The rotation period of Jupiter is approximately 10 hours. Its mass and radius are \(318 M_{\mathrm{E}}\) and \(11.0 R_{\mathrm{E}}\), respectively \((\mathrm{E}=\) Earth). Calculate approximately its oblateness, neglecting the variation in density. (The observed value is about \(1 / 15\).)

Using Jupiter's rotation period of 10 hours, calculate the angular velocity \(\omega\): \(\omega = \frac{2\pi}{T}\) Where \(T\) is the rotation period (in seconds) and \(\omega\) is the angular velocity. First, we need to convert hours to seconds: \(10\,hours * 60\frac{minutes}{hour} * 60\frac{seconds}{minute} = 36000\,seconds\) Now, calculate \(\omega\): \(\omega = \frac{2\pi}{36000} \approx 1.747 \times 10^{-4} \frac{rad}{s}\)

Now, we'll use the formula for gravitational force for a rotating planet. We'll assume a small mass \(m'\) (the test mass) at the equator: \(F = \frac{G.m.m'}{r^{2}} - m\omega^2r\) Note that \(m = 318 M_{E}\) and \(r = 11.0 R_{E}\). Let's plug in these values: \(F = \frac{G.(318 M_{E}).m'}{(11.0 R_{E})^{2}} - (318 M_{E})\omega^2(11.0 R_{E})\)
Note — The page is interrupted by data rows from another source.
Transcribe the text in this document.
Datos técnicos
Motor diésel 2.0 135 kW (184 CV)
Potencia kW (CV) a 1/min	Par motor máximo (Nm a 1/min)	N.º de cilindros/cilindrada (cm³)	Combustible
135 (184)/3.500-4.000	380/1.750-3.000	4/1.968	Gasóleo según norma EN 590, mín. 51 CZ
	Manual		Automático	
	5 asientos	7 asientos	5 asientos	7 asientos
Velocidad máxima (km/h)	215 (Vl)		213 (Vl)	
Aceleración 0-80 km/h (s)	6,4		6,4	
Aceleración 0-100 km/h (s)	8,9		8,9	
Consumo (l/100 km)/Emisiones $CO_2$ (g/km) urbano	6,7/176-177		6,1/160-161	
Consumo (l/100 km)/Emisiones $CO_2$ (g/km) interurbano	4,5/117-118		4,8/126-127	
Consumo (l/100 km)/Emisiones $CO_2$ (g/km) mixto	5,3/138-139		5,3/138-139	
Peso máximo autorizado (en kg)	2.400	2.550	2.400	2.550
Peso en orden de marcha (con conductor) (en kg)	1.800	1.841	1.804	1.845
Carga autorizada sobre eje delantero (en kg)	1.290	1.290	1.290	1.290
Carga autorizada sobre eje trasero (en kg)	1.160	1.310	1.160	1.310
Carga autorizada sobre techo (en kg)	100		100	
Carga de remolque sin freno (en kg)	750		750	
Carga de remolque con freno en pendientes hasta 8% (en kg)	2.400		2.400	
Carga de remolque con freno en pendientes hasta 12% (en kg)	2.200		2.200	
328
To find the polar radius, we need to calculate the gravitational force acting on the test mass at the pole. The formula for gravitational force at the pole is: \(F_{polar} = \frac{G.m.m'}{r_{polar}^{2}}\) Where \(r_{polar}\) is the polar radius of Jupiter.

The gravitational force acting on the test mass should be the same at the equator and the pole. Therefore, we can equate the two expressions from Step 2 and Step 3: \(\frac{G.(318 M_{E}).m'}{(11.0 R_{E})^{2}} - (318 M_{E})\omega^2(11.0 R_{E}) = \frac{G.(318 M_{E}).m'}{r_{polar}^{2}}\) Now, we can solve for \(r_{polar}\): \(r_{polar}^{2}= \frac{(318 M_{E}).m' \{G - (11.0 R_{E})\omega^2\}}{(11.0 R_{E})^{2} .G}\) Let's plug in the values of \(G = 6.674 \times 10^{-11} \frac{m^3}{kg\cdot s^2}\), \(M_E = 5.972\times10^{24}\,kg\), and \(R_E = 6371\,km\) (converted to meters) and \(\omega\): \(r_{polar}^{2}= \frac{(318 \times 5.972 \times 10^{24}\,kg).m' \{6.674 \times 10^{-11} \frac{m^3}{kg\cdot s^2} - (11.0 \times 6371\,m\times1.747\times10^{-4} \frac{rad}{s})^2\}}{(11.0 \times 6371\,m)^{2} .6.674 \times 10^{-11} \frac{m^3}{kg\cdot s^2}}\) \(r_{polar} \approx 6.58 \times 10^7\,m\)

Now that we have the polar radius, we can calculate the oblateness of Jupiter using the formula: \(Oblateness = \frac{equatorial\ radius - polar\ radius}{equatorial\ radius}\) equatorial radius = \(11.0 R_{E} = 11.0 \times 6371\,km = 7.008 \times 10^7\,m\) \(Oblateness = \frac{7.008 \times 10^7\,m - 6.58 \times 10^7\,m}{7.008 \times 10^7\,m} \approx 0.061\) The approximate oblateness of Jupiter is 0.061, which is close to the observed value of \(\frac{1}{15}\) or 0.067. Remember that we neglected the variation in density, so this is a close approximation.